The window for the Pittsburgh Pirates to have success appears to be closing rather quickly. Teams around Major League Baseball, especially ones on the West Coast, are investing in some of the most talented players in the game with contracts that are bordering on the insane.
It’s hard for fans in Pittsburgh to ever believe the game they love will ever be the same. Combine twenty consecutive year of failure, including what some argue was the worst collapse in the history of the sport last season, with the surge in free agent spending and most diehards realize the playing field has changed forever. Bud Seligs’ New World Order if you will.
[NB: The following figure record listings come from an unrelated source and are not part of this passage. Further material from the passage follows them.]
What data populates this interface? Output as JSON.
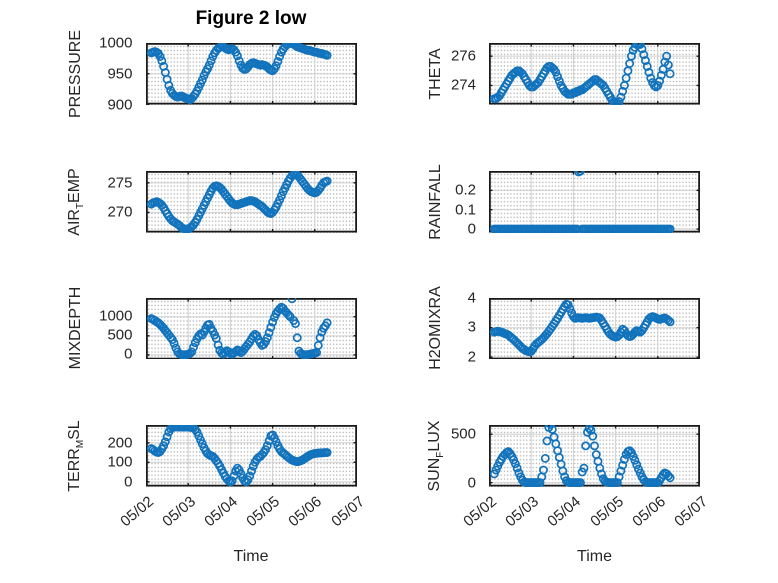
{
  "title": "Figure 2 low",
  "chart_data": {
    "type": "scatter",
    "marker": {
      "shape": "circle",
      "color": "#1273bd",
      "filled": false
    },
    "style": {
      "axis_color": "#1a1a1a",
      "major_grid_color": "#d0d0d0",
      "minor_grid_style": "dotted",
      "minor_grid_color": "#b8b8b8",
      "text_color": "#262626"
    },
    "x_axis": {
      "label": "Time",
      "lim": [
        0,
        5
      ],
      "units": "days since 05/02",
      "ticks": [
        {
          "v": 0,
          "label": "05/02"
        },
        {
          "v": 1,
          "label": "05/03"
        },
        {
          "v": 2,
          "label": "05/04"
        },
        {
          "v": 3,
          "label": "05/05"
        },
        {
          "v": 4,
          "label": "05/06"
        },
        {
          "v": 5,
          "label": "05/07"
        }
      ]
    },
    "panels": [
      {
        "id": "pressure",
        "row": 0,
        "col": 0,
        "ylabel": {
          "pre": "PRESSURE",
          "sub": "",
          "post": ""
        },
        "ylim": [
          900,
          1000
        ],
        "yticks": [
          {
            "v": 900,
            "label": "900"
          },
          {
            "v": 950,
            "label": "950"
          },
          {
            "v": 1000,
            "label": "1000"
          }
        ],
        "series": {
          "t0": 0.125,
          "dt": 0.0416667,
          "values": [
            984,
            985,
            986,
            985,
            983,
            978,
            971,
            962,
            952,
            941,
            931,
            923,
            918,
            915,
            913,
            912,
            913,
            914,
            913,
            911,
            910,
            909,
            908,
            910,
            913,
            917,
            922,
            928,
            934,
            940,
            947,
            953,
            958,
            964,
            971,
            978,
            984,
            988,
            991,
            993,
            995,
            994,
            992,
            990,
            989,
            990,
            991,
            989,
            985,
            979,
            971,
            964,
            959,
            957,
            958,
            961,
            965,
            967,
            968,
            967,
            966,
            965,
            964,
            965,
            964,
            963,
            961,
            958,
            956,
            955,
            958,
            963,
            970,
            978,
            985,
            990,
            994,
            997,
            999,
            1000,
            999,
            998,
            996,
            994,
            993,
            992,
            991,
            990,
            989,
            988,
            988,
            987,
            986,
            985,
            985,
            984,
            983,
            983,
            982,
            981,
            980
          ]
        }
      },
      {
        "id": "theta",
        "row": 0,
        "col": 1,
        "ylabel": {
          "pre": "THETA",
          "sub": "",
          "post": ""
        },
        "ylim": [
          272.7,
          276.9
        ],
        "yticks": [
          {
            "v": 274,
            "label": "274"
          },
          {
            "v": 276,
            "label": "276"
          }
        ],
        "series": {
          "t0": 0.125,
          "dt": 0.0416667,
          "values": [
            273.1,
            273.1,
            273.2,
            273.3,
            273.5,
            273.7,
            273.9,
            274.1,
            274.3,
            274.5,
            274.7,
            274.8,
            274.9,
            275.0,
            275.0,
            274.9,
            274.8,
            274.6,
            274.4,
            274.2,
            274.0,
            273.9,
            273.9,
            274.0,
            274.1,
            274.2,
            274.4,
            274.6,
            274.8,
            275.0,
            275.2,
            275.3,
            275.3,
            275.2,
            275.1,
            274.9,
            274.6,
            274.3,
            274.0,
            273.8,
            273.6,
            273.5,
            273.4,
            273.4,
            273.4,
            273.5,
            273.5,
            273.6,
            273.6,
            273.7,
            273.7,
            273.8,
            273.9,
            274.0,
            274.1,
            274.2,
            274.3,
            274.4,
            274.4,
            274.3,
            274.2,
            274.1,
            274.0,
            273.8,
            273.6,
            273.4,
            273.2,
            273.0,
            272.9,
            272.8,
            272.8,
            272.9,
            273.2,
            273.6,
            274.0,
            274.5,
            275.0,
            275.5,
            276.0,
            276.4,
            276.6,
            276.8,
            276.85,
            276.8,
            276.5,
            276.1,
            275.7,
            275.3,
            274.9,
            274.5,
            274.2,
            274.0,
            273.9,
            274.0,
            274.3,
            274.7,
            275.1,
            275.6,
            276.0,
            275.4,
            274.8
          ]
        }
      },
      {
        "id": "airtemp",
        "row": 1,
        "col": 0,
        "ylabel": {
          "pre": "AIR",
          "sub": "T",
          "post": "EMP"
        },
        "ylim": [
          266.6,
          277.0
        ],
        "yticks": [
          {
            "v": 270,
            "label": "270"
          },
          {
            "v": 275,
            "label": "275"
          }
        ],
        "series": {
          "t0": 0.125,
          "dt": 0.0416667,
          "values": [
            271.4,
            271.6,
            271.7,
            271.8,
            271.7,
            271.5,
            271.2,
            270.8,
            270.3,
            269.8,
            269.3,
            268.9,
            268.6,
            268.4,
            268.2,
            268.0,
            267.8,
            267.5,
            267.3,
            267.2,
            267.1,
            267.2,
            267.4,
            267.6,
            267.9,
            268.3,
            268.8,
            269.4,
            270.0,
            270.6,
            271.2,
            271.8,
            272.4,
            273.0,
            273.6,
            274.1,
            274.4,
            274.5,
            274.4,
            274.2,
            273.9,
            273.5,
            273.1,
            272.7,
            272.3,
            271.9,
            271.6,
            271.4,
            271.3,
            271.3,
            271.4,
            271.5,
            271.6,
            271.7,
            271.8,
            271.9,
            272.0,
            272.0,
            271.9,
            271.8,
            271.6,
            271.4,
            271.2,
            271.0,
            270.7,
            270.4,
            270.1,
            269.9,
            269.8,
            270.0,
            270.4,
            270.9,
            271.5,
            272.1,
            272.8,
            273.5,
            274.1,
            274.7,
            275.3,
            275.8,
            276.2,
            276.4,
            276.5,
            276.3,
            276.0,
            275.6,
            275.2,
            274.8,
            274.4,
            274.0,
            273.7,
            273.5,
            273.4,
            273.3,
            273.4,
            273.7,
            274.1,
            274.6,
            275.0,
            275.2,
            275.3
          ]
        }
      },
      {
        "id": "rainfall",
        "row": 1,
        "col": 1,
        "ylabel": {
          "pre": "RAINFALL",
          "sub": "",
          "post": ""
        },
        "ylim": [
          -0.018,
          0.3
        ],
        "yticks": [
          {
            "v": 0,
            "label": "0"
          },
          {
            "v": 0.1,
            "label": "0.1"
          },
          {
            "v": 0.2,
            "label": "0.2"
          }
        ],
        "series": {
          "t0": 0.125,
          "dt": 0.0416667,
          "values": [
            0,
            0,
            0,
            0,
            0,
            0,
            0,
            0,
            0,
            0,
            0,
            0,
            0,
            0,
            0,
            0,
            0,
            0,
            0,
            0,
            0,
            0,
            0,
            0,
            0,
            0,
            0,
            0,
            0,
            0,
            0,
            0,
            0,
            0,
            0,
            0,
            0,
            0,
            0,
            0,
            0,
            0,
            0,
            0,
            0,
            0,
            0,
            0,
            0.295,
            0.3,
            0,
            0,
            0,
            0,
            0,
            0,
            0,
            0,
            0,
            0,
            0,
            0,
            0,
            0,
            0,
            0,
            0,
            0,
            0,
            0,
            0,
            0,
            0,
            0,
            0,
            0,
            0,
            0,
            0,
            0,
            0,
            0,
            0,
            0,
            0,
            0,
            0,
            0,
            0,
            0,
            0,
            0,
            0,
            0,
            0,
            0,
            0,
            0,
            0,
            0,
            0
          ]
        }
      },
      {
        "id": "mixdepth",
        "row": 2,
        "col": 0,
        "ylabel": {
          "pre": "MIXDEPTH",
          "sub": "",
          "post": ""
        },
        "ylim": [
          -120,
          1490
        ],
        "yticks": [
          {
            "v": 0,
            "label": "0"
          },
          {
            "v": 500,
            "label": "500"
          },
          {
            "v": 1000,
            "label": "1000"
          }
        ],
        "series": {
          "t0": 0.125,
          "dt": 0.0416667,
          "values": [
            950,
            930,
            900,
            870,
            840,
            800,
            750,
            700,
            640,
            580,
            520,
            460,
            400,
            300,
            180,
            80,
            30,
            10,
            5,
            5,
            10,
            20,
            40,
            80,
            200,
            320,
            420,
            500,
            550,
            520,
            600,
            700,
            780,
            800,
            700,
            620,
            520,
            430,
            260,
            120,
            50,
            20,
            60,
            110,
            80,
            40,
            20,
            50,
            90,
            130,
            100,
            60,
            100,
            160,
            220,
            280,
            340,
            420,
            490,
            540,
            500,
            400,
            320,
            250,
            280,
            350,
            450,
            580,
            720,
            860,
            980,
            1080,
            1150,
            1200,
            1250,
            1220,
            1150,
            1100,
            1050,
            1000,
            1470,
            900,
            820,
            450,
            100,
            40,
            15,
            5,
            5,
            10,
            20,
            30,
            40,
            50,
            60,
            250,
            450,
            600,
            700,
            760,
            840
          ]
        }
      },
      {
        "id": "h2omixra",
        "row": 2,
        "col": 1,
        "ylabel": {
          "pre": "H2OMIXRA",
          "sub": "",
          "post": ""
        },
        "ylim": [
          1.92,
          4.01
        ],
        "yticks": [
          {
            "v": 2,
            "label": "2"
          },
          {
            "v": 3,
            "label": "3"
          },
          {
            "v": 4,
            "label": "4"
          }
        ],
        "series": {
          "t0": 0.125,
          "dt": 0.0416667,
          "values": [
            2.85,
            2.87,
            2.88,
            2.87,
            2.85,
            2.83,
            2.8,
            2.78,
            2.75,
            2.7,
            2.65,
            2.6,
            2.54,
            2.48,
            2.42,
            2.36,
            2.3,
            2.26,
            2.22,
            2.2,
            2.18,
            2.2,
            2.28,
            2.38,
            2.45,
            2.5,
            2.55,
            2.6,
            2.66,
            2.73,
            2.8,
            2.88,
            2.96,
            3.05,
            3.14,
            3.23,
            3.32,
            3.42,
            3.52,
            3.62,
            3.72,
            3.8,
            3.78,
            3.65,
            3.5,
            3.38,
            3.32,
            3.33,
            3.34,
            3.33,
            3.32,
            3.33,
            3.34,
            3.33,
            3.32,
            3.33,
            3.34,
            3.35,
            3.36,
            3.35,
            3.33,
            3.25,
            3.15,
            3.05,
            2.95,
            2.85,
            2.78,
            2.73,
            2.7,
            2.68,
            2.7,
            2.75,
            2.85,
            2.95,
            2.9,
            2.8,
            2.73,
            2.7,
            2.72,
            2.78,
            2.85,
            2.9,
            2.88,
            2.85,
            2.9,
            3.0,
            3.1,
            3.2,
            3.3,
            3.35,
            3.38,
            3.36,
            3.33,
            3.3,
            3.28,
            3.3,
            3.32,
            3.33,
            3.3,
            3.25,
            3.2
          ]
        }
      },
      {
        "id": "terrmsl",
        "row": 3,
        "col": 0,
        "ylabel": {
          "pre": "TERR",
          "sub": "M",
          "post": "SL"
        },
        "ylim": [
          -24,
          291
        ],
        "yticks": [
          {
            "v": 0,
            "label": "0"
          },
          {
            "v": 100,
            "label": "100"
          },
          {
            "v": 200,
            "label": "200"
          }
        ],
        "series": {
          "t0": 0.125,
          "dt": 0.0416667,
          "values": [
            170,
            165,
            158,
            152,
            150,
            155,
            168,
            185,
            205,
            230,
            255,
            272,
            278,
            280,
            281,
            281,
            280,
            281,
            280,
            280,
            281,
            280,
            279,
            278,
            275,
            268,
            255,
            235,
            215,
            195,
            175,
            158,
            145,
            138,
            133,
            130,
            120,
            108,
            95,
            80,
            62,
            45,
            28,
            15,
            5,
            0,
            5,
            30,
            55,
            70,
            60,
            40,
            20,
            5,
            0,
            10,
            30,
            55,
            80,
            100,
            115,
            125,
            130,
            140,
            150,
            165,
            185,
            210,
            235,
            240,
            225,
            205,
            185,
            168,
            155,
            148,
            140,
            132,
            125,
            118,
            112,
            108,
            105,
            103,
            105,
            108,
            112,
            118,
            124,
            130,
            136,
            140,
            143,
            145,
            146,
            147,
            148,
            148,
            149,
            150,
            150
          ]
        }
      },
      {
        "id": "sunflux",
        "row": 3,
        "col": 1,
        "ylabel": {
          "pre": "SUN",
          "sub": "F",
          "post": "LUX"
        },
        "ylim": [
          -40,
          595
        ],
        "yticks": [
          {
            "v": 0,
            "label": "0"
          },
          {
            "v": 500,
            "label": "500"
          }
        ],
        "series": {
          "t0": 0.125,
          "dt": 0.0416667,
          "values": [
            90,
            130,
            170,
            210,
            240,
            270,
            290,
            310,
            320,
            300,
            270,
            235,
            195,
            150,
            100,
            60,
            25,
            5,
            0,
            0,
            0,
            0,
            0,
            0,
            0,
            0,
            0,
            60,
            130,
            250,
            430,
            570,
            600,
            550,
            470,
            400,
            330,
            260,
            190,
            120,
            60,
            20,
            5,
            0,
            0,
            0,
            0,
            0,
            0,
            0,
            110,
            150,
            380,
            520,
            560,
            540,
            480,
            380,
            290,
            220,
            150,
            90,
            40,
            15,
            5,
            0,
            0,
            0,
            0,
            0,
            0,
            60,
            120,
            180,
            240,
            290,
            320,
            330,
            310,
            270,
            230,
            185,
            140,
            100,
            60,
            30,
            10,
            0,
            0,
            0,
            0,
            0,
            0,
            0,
            20,
            50,
            80,
            100,
            90,
            70,
            50
          ]
        }
      }
    ]
  }
}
GM Neal Huntington jumped on 93.7 The Fan yesterday and discussed that very topic. It was one we are certain that GM’s discussed at The Winter Meetings. The breakout room didn’t need to be much larger than 200 square feet, just ten or so GM’s in attendance to watch the presenter go through a couple Powerpoint slides on: “Addressing MLB’s New World Order to Fans in Small Market Cities”
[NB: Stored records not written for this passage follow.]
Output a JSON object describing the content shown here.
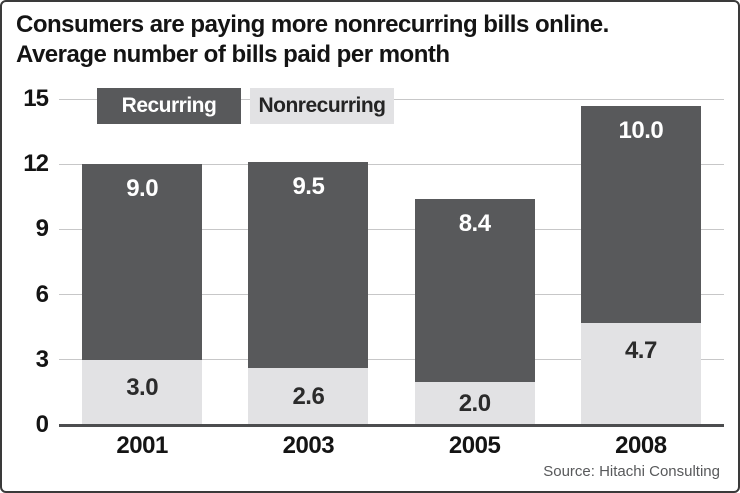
{
  "header": {
    "title_line1": "Consumers are paying more nonrecurring bills online.",
    "title_line2": "Average number of bills paid per month"
  },
  "legend": [
    {
      "label": "Recurring",
      "swatch": "dark-gray"
    },
    {
      "label": "Nonrecurring",
      "swatch": "light-gray"
    }
  ],
  "footer": {
    "source": "Source: Hitachi Consulting"
  },
  "colors": {
    "recurring_fill": "#58595b",
    "nonrecurring_fill": "#e2e2e4",
    "gridline": "#c7c7c8",
    "axis_baseline": "#4c4d4f",
    "source_text": "#58595b"
  },
  "chart_data": {
    "type": "bar",
    "stacked": true,
    "title": "Consumers are paying more nonrecurring bills online. Average number of bills paid per month",
    "categories": [
      "2001",
      "2003",
      "2005",
      "2008"
    ],
    "series": [
      {
        "name": "Nonrecurring",
        "values": [
          3.0,
          2.6,
          2.0,
          4.7
        ],
        "labels": [
          "3.0",
          "2.6",
          "2.0",
          "4.7"
        ],
        "position": "bottom"
      },
      {
        "name": "Recurring",
        "values": [
          9.0,
          9.5,
          8.4,
          10.0
        ],
        "labels": [
          "9.0",
          "9.5",
          "8.4",
          "10.0"
        ],
        "position": "top"
      }
    ],
    "totals": [
      12.0,
      12.1,
      10.4,
      14.7
    ],
    "xlabel": "",
    "ylabel": "",
    "ylim": [
      0,
      15
    ],
    "yticks": [
      0,
      3,
      6,
      9,
      12,
      15
    ],
    "grid": true,
    "legend_position": "top-left",
    "source": "Source: Hitachi Consulting"
  }
}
93.7 The Fan’s multitude of afternoon hosts fired questions at Huntington and much like he will do throughout the weekend, Huntington answered with ease and confidence. When questioned about the Houston Astros rolling in upwards of $80 million in local TV revenues and how that could lead to baseball fans having a feeling of hopelessness.
Huntington said he “hoped it wouldn’t be hopelessness.” He talked about understanding “frustration” from fans. (Got a feeling we will hear that word a lot this weekend at PirateFest.) The Sr. VP and GM went on to say the more revenue in the game leads to more revenue being distributed.
We think that means baseball welfare. Heh, whatever. Where do we get in line to get the cheese? But seriously, the redistribution of the money might be the only thing saving the game we love in Pittsburgh. Especially when the organization makes errors in player evaluation as regularly as the Pirates have recently.
Huntington said the changing scope of the game wouldn’t be an excuse and then said it wouldn’t be easy, but he believes the organization is on the verge of bringing a playoff caliber team back to Pittsburgh. Cue the fans waving the Jolly Roger.
“Unless the team gets a good baseball deal, ……or more needed piece back then we would make move. But as we sit here right now, we feel very confident with Jason Grilli and Joel Hanrahan closing out games,” Neal Huntington
Obviously the key words in that sentence were “as we sit here right now.” Look, Hanrahan is gone. We just have the feeling that the Bucs will use that cash for a lower level starter.
Regarding Hanrahan’s weight being mentioned as hindering the possibility of moving the closer in a trade, Huntington went new school when he referencd the tweet Hammer sent out saying he still fits into the same tuxedo he wore last year (to Neil Walker’s wedding.)
Baseball in Pittsburgh is going to change. There is no doubt. But 2013 is going to be a very interesting season. Should Gerrit Cole and Jameson Taillon take major strides to refine their mechanics and secondary pitches, the short term could be very satisfying. Especially considering some of the younger talent coming behind the two power arms. But the draft has changed dramatically as well, which makes the ability to load up for the long haul even more challenging.
And it’s the long haul that I worry about.